Мне не приходит в голову, что ему ответить, поэтому я молчу, а он спешит вслед за Сухарем.

На следующем уроке друзья демонстративно садятся за одну парту, а я остаюсь в одиночестве. Если б меня не преследовал затхлый душок осуждения, я бы даже отдохнул один за партой, но в итоге весь урок провожу в напряжении.
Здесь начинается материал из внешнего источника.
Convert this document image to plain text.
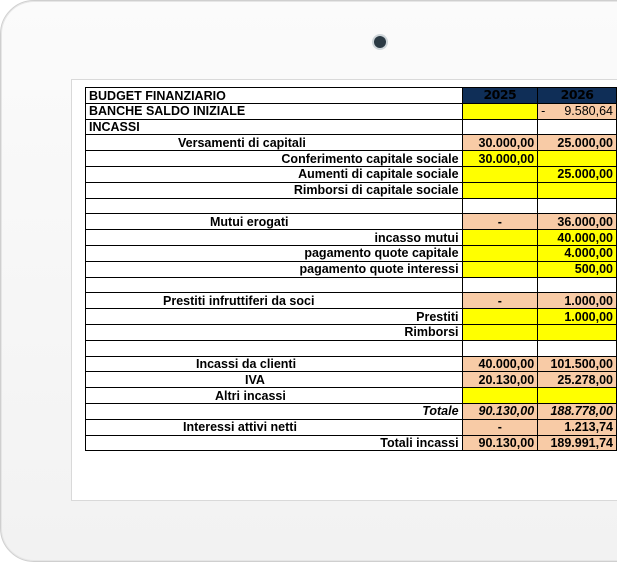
BUDGET FINANZIARIO	2025	2026
BANCHE SALDO INIZIALE		- 9.580,64

INCASSI		
Versamenti di capitali	30.000,00	25.000,00
Conferimento capitale sociale	30.000,00	
Aumenti di capitale sociale		25.000,00
Rimborsi di capitale sociale		

Mutui erogati	-	36.000,00
incasso mutui		40.000,00
pagamento quote capitale		4.000,00
pagamento quote interessi		500,00

Prestiti infruttiferi da soci	-	1.000,00
Prestiti		1.000,00
Rimborsi		

Incassi da clienti	40.000,00	101.500,00
IVA	20.130,00	25.278,00
Altri incassi		
Totale	90.130,00	188.778,00
Interessi attivi netti	-	1.213,74
Totali incassi	90.130,00	189.991,74
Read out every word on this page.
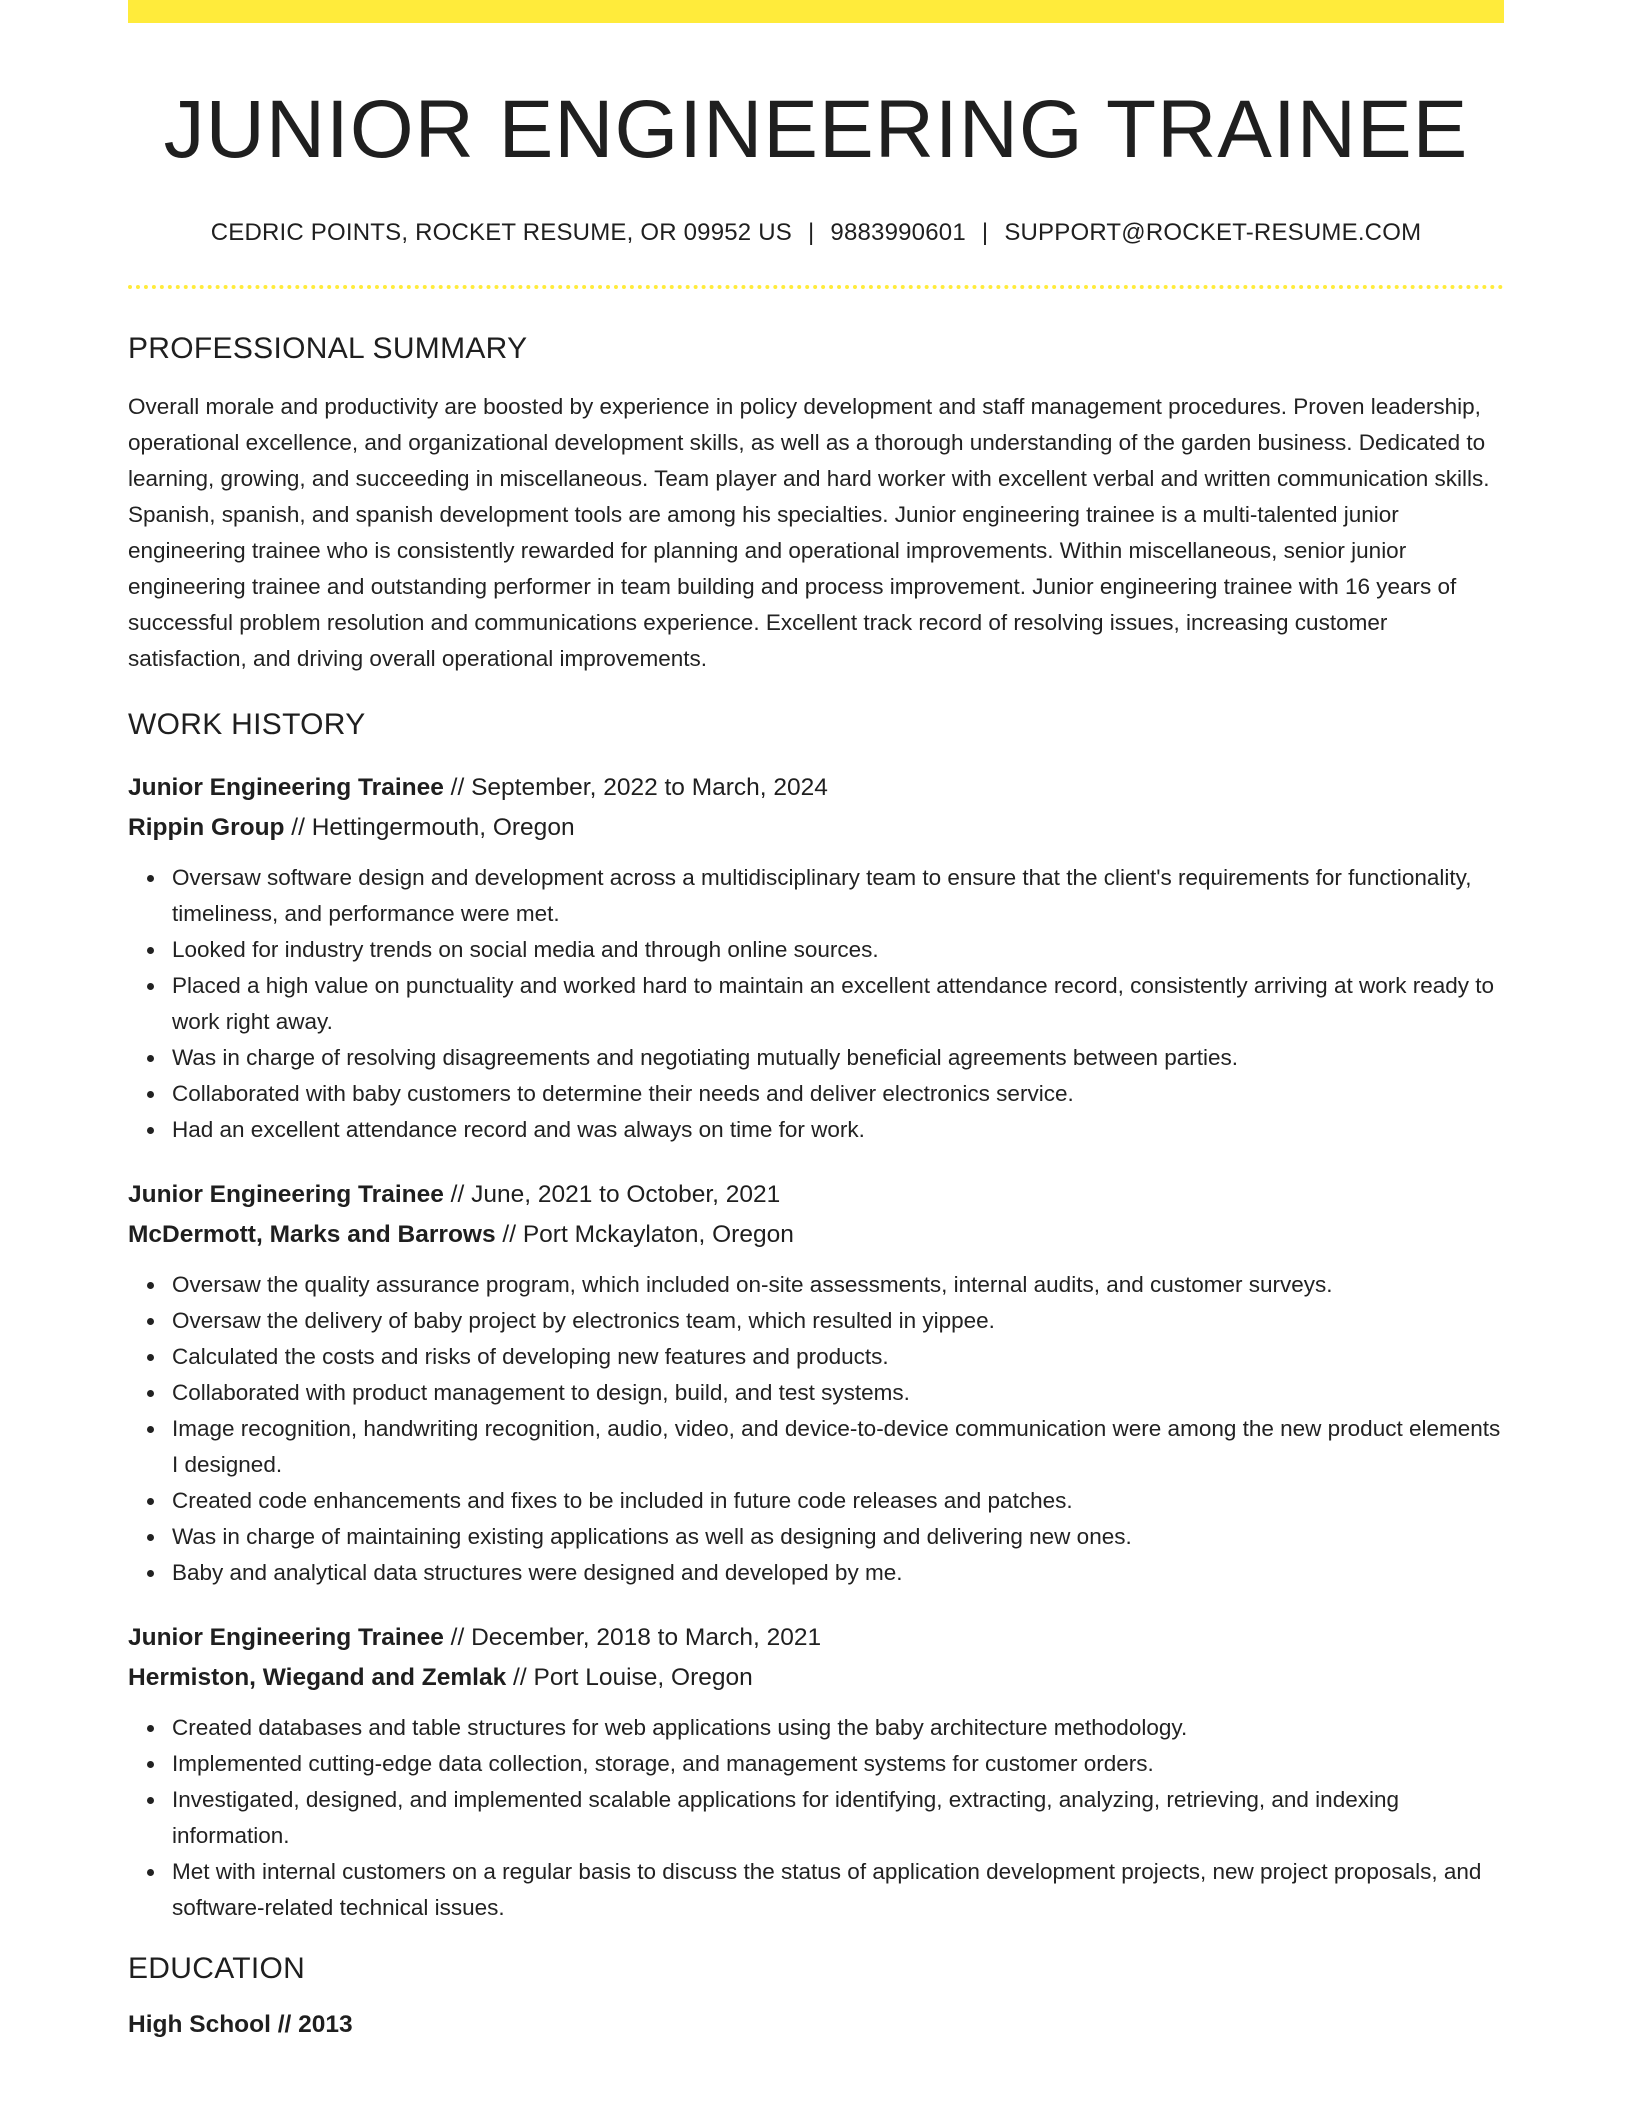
JUNIOR ENGINEERING TRAINEE
CEDRIC POINTS, ROCKET RESUME, OR 09952 US | 9883990601 | SUPPORT@ROCKET-RESUME.COM
PROFESSIONAL SUMMARY

Overall morale and productivity are boosted by experience in policy development and staff management procedures. Proven leadership, operational excellence, and organizational development skills, as well as a thorough understanding of the garden business. Dedicated to learning, growing, and succeeding in miscellaneous. Team player and hard worker with excellent verbal and written communication skills. Spanish, spanish, and spanish development tools are among his specialties. Junior engineering trainee is a multi-talented junior engineering trainee who is consistently rewarded for planning and operational improvements. Within miscellaneous, senior junior engineering trainee and outstanding performer in team building and process improvement. Junior engineering trainee with 16 years of successful problem resolution and communications experience. Excellent track record of resolving issues, increasing customer satisfaction, and driving overall operational improvements.

WORK HISTORY
Junior Engineering Trainee // September, 2022 to March, 2024
Rippin Group // Hettingermouth, Oregon
Oversaw software design and development across a multidisciplinary team to ensure that the client's requirements for functionality, timeliness, and performance were met.
Looked for industry trends on social media and through online sources.
Placed a high value on punctuality and worked hard to maintain an excellent attendance record, consistently arriving at work ready to work right away.
Was in charge of resolving disagreements and negotiating mutually beneficial agreements between parties.
Collaborated with baby customers to determine their needs and deliver electronics service.
Had an excellent attendance record and was always on time for work.
Junior Engineering Trainee // June, 2021 to October, 2021
McDermott, Marks and Barrows // Port Mckaylaton, Oregon
Oversaw the quality assurance program, which included on-site assessments, internal audits, and customer surveys.
Oversaw the delivery of baby project by electronics team, which resulted in yippee.
Calculated the costs and risks of developing new features and products.
Collaborated with product management to design, build, and test systems.
Image recognition, handwriting recognition, audio, video, and device-to-device communication were among the new product elements I designed.
Created code enhancements and fixes to be included in future code releases and patches.
Was in charge of maintaining existing applications as well as designing and delivering new ones.
Baby and analytical data structures were designed and developed by me.
Junior Engineering Trainee // December, 2018 to March, 2021
Hermiston, Wiegand and Zemlak // Port Louise, Oregon
Created databases and table structures for web applications using the baby architecture methodology.
Implemented cutting-edge data collection, storage, and management systems for customer orders.
Investigated, designed, and implemented scalable applications for identifying, extracting, analyzing, retrieving, and indexing information.
Met with internal customers on a regular basis to discuss the status of application development projects, new project proposals, and software-related technical issues.
EDUCATION
High School // 2013
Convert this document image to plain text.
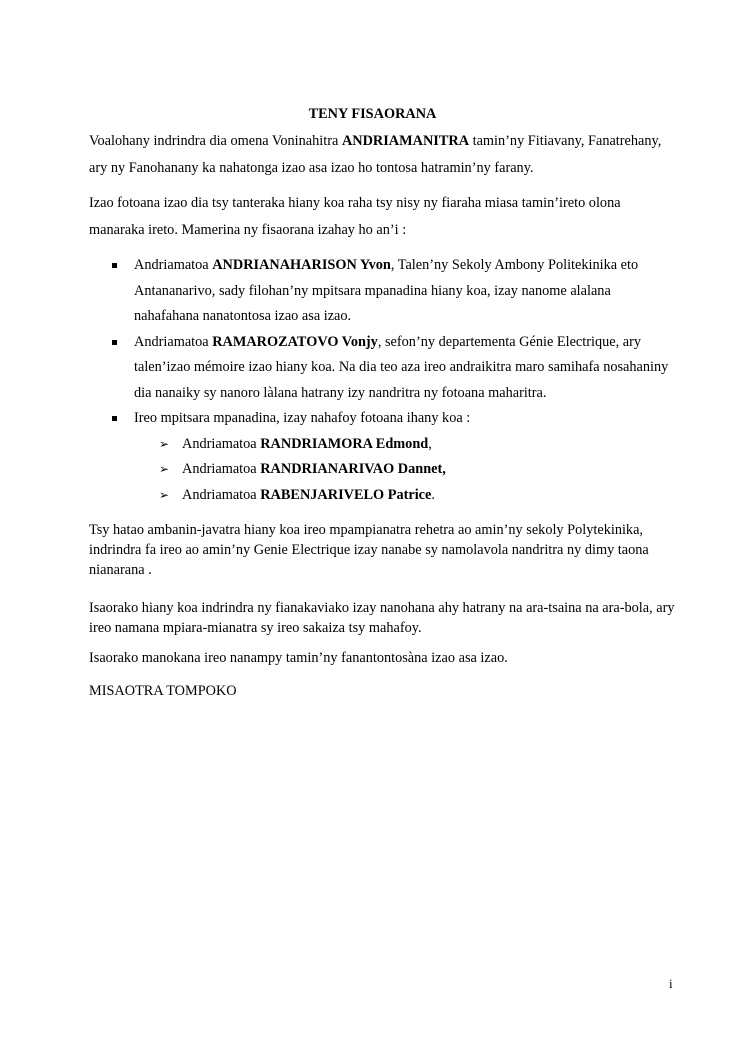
TENY FISAORANA

Voalohany indrindra dia omena Voninahitra ANDRIAMANITRA tamin’ny Fitiavany, Fanatrehany, ary ny Fanohanany ka nahatonga izao asa izao ho tontosa hatramin’ny farany.

Izao fotoana izao dia tsy tanteraka hiany koa raha tsy nisy ny fiaraha miasa tamin’ireto olona manaraka ireto. Mamerina ny fisaorana izahay ho an’i :

Andriamatoa ANDRIANAHARISON Yvon, Talen’ny Sekoly Ambony Politekinika eto Antananarivo, sady filohan’ny mpitsara mpanadina hiany koa, izay nanome alalana nahafahana nanatontosa izao asa izao.
Andriamatoa RAMAROZATOVO Vonjy, sefon’ny departementa Génie Electrique, ary talen’izao mémoire izao hiany koa. Na dia teo aza ireo andraikitra maro samihafa nosahaniny dia nanaiky sy nanoro làlana hatrany izy nandritra ny fotoana maharitra.
Ireo mpitsara mpanadina, izay nahafoy fotoana ihany koa :
➢ Andriamatoa RANDRIAMORA Edmond,
➢ Andriamatoa RANDRIANARIVAO Dannet,
➢ Andriamatoa RABENJARIVELO Patrice.

Tsy hatao ambanin-javatra hiany koa ireo mpampianatra rehetra ao amin’ny sekoly Polytekinika, indrindra fa ireo ao amin’ny Genie Electrique izay nanabe sy namolavola nandritra ny dimy taona nianarana .

Isaorako hiany koa indrindra ny fianakaviako izay nanohana ahy hatrany na ara-tsaina na ara-bola, ary ireo namana mpiara-mianatra sy ireo sakaiza tsy mahafoy.

Isaorako manokana ireo nanampy tamin’ny fanantontosàna izao asa izao.

MISAOTRA TOMPOKO

i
Видимо, для учителя мое одиночество становится маяком, выделяющим меня среди одноклассников, и он дергает меня по поводу и без. В конце урока он надолго зависает над моей партой и учит меня жизни, пока остальные ученики покидают класс. Я киваю, попутно поглядываю на учительский стол и, уже почти не удивляясь, нахожу его пустым.

Моя охота за классным журналом продолжается до конца дня, но каждый раз меня постигает одна и та же неудача: я не успеваю добраться до него, как он исчезает. Если в первый и даже во второй раз это тянуло на случайность, то теперь это похоже на пугающую закономерность.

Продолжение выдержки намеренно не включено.